NEW YORK – Singaporean biotechnology firm MiRxes said on Tuesday that it has reached an agreement with PT Elion Medika Indonesia to develop blood-based tests for the early detection of multiple cancers for the Indonesian market.
As part of the arrangement, PT Elion will validate MiRxes' microRNA-based tests for stomach and lung cancer in an Indonesian cohort. The two companies have also established a joint project for creating a multi-cancer blood test based on miRNA and DNA methylation biomarkers found in Indonesian cancer patients. The partners will specifically focus on "high-incidence and high-mortality" cancers in the Indonesian population, including lung, breast, colorectal, liver, stomach, esophageal, ovarian, pancreatic, and prostate cancers.
MiRxes CEO Lihan Zhou said that the deal with PT Elion is part of the company's quest to "bring accessible and affordable cancer early detection solutions" to Southeast Asia. The company announced partnerships with several Singapore universities and hospitals in July to study circulating microRNA and DNA methylation biomarkers for multi-cancer early detection.

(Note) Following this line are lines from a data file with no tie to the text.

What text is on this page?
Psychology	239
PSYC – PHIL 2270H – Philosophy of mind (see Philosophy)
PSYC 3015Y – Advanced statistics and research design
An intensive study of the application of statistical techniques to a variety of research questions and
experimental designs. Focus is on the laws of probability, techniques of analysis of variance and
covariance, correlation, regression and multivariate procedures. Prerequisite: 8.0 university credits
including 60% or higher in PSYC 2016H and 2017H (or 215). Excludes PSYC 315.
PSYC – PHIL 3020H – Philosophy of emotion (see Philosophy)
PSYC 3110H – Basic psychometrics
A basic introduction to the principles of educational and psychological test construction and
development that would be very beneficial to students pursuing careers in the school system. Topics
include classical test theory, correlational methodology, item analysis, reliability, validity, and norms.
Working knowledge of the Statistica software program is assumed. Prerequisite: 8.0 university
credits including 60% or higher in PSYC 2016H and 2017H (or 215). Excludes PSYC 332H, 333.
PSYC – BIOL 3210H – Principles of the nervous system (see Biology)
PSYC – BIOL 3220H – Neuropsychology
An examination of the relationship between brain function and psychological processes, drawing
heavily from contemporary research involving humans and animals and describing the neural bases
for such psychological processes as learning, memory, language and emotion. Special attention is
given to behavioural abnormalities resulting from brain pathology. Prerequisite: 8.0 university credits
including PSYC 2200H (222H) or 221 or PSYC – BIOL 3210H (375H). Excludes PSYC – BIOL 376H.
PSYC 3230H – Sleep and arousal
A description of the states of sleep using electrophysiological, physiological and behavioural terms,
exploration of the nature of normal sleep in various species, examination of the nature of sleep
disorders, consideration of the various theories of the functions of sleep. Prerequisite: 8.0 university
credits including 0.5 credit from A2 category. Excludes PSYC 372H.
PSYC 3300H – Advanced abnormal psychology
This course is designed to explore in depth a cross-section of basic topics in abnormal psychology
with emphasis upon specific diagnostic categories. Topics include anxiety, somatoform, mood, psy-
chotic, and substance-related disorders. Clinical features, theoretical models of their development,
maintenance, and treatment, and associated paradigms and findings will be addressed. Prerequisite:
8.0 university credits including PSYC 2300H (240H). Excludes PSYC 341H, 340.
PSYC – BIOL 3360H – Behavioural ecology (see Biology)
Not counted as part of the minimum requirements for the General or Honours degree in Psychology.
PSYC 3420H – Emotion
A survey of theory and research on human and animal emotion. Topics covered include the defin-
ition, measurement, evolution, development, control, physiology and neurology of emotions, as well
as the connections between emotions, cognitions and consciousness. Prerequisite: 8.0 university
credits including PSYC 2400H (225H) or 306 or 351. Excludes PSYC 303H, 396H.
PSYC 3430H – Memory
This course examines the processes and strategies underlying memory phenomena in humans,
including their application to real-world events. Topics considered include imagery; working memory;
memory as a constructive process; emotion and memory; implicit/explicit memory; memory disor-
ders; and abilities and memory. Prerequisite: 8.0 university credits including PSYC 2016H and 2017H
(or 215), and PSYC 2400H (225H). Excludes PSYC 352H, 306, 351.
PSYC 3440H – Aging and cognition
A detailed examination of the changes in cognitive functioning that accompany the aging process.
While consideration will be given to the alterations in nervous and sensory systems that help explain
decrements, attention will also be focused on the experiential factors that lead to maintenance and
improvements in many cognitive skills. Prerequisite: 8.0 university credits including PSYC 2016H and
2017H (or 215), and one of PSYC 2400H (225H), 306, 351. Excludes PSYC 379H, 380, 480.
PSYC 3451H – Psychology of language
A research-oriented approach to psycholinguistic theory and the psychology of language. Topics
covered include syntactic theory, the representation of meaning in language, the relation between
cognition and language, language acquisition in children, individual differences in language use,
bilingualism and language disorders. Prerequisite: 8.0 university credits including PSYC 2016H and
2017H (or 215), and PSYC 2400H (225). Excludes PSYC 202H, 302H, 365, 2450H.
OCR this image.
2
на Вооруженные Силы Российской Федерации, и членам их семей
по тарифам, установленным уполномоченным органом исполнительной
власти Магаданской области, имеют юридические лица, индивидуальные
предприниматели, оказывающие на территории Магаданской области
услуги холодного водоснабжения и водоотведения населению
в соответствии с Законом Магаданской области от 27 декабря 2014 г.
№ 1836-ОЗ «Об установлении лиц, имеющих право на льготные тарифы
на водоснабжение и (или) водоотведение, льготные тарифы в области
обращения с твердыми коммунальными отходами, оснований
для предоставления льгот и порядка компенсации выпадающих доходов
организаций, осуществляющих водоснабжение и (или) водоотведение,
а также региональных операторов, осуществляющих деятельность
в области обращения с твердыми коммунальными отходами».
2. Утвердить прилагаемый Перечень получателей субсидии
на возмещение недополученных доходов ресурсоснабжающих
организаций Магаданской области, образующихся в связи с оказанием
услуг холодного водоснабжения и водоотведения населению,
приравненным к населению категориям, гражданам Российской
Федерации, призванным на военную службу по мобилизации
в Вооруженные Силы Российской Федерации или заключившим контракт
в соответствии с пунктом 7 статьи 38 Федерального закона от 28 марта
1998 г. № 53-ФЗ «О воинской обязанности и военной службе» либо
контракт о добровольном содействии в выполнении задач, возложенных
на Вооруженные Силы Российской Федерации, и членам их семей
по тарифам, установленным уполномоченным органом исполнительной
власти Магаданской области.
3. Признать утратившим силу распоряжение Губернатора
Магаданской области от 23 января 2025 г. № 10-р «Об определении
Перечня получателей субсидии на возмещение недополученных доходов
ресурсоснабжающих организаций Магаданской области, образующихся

In its work with PT Elion, MiRxes will contribute its PCR and next-generation sequencing platforms, as well as its experience in developing and commercializing tests for the early detection of cancer. PT Elion, headquartered in Jakarta, will assist with local research, manufacturing, and clinical testing, and will engage Indonesian stakeholders, such as clinicians and policymakers. Talent development and manufacturing technology transfer are also part of the agreement.
According to Nathan Tirtana, commissioner for PT Elion, the companies aim to develop a "high-quality and affordable multi-cancer early detection test and early intervention tailored to the Indonesian population."
Together with Indonesian researchers, MiRxes and PT Elion will validate and optimize markers identified in European and Han Chinese cohorts in local cohorts representative of Indonesia's diverse population. More than 276 million people live in Indonesia, and the country has about 1,300 distinct ethnic groups.
The Cadence-ID project will kick off next year, the companies said, and will involve the recruitment of more than 10,000 participants, including healthy, high-risk, precancerous, and newly diagnosed cancer patients.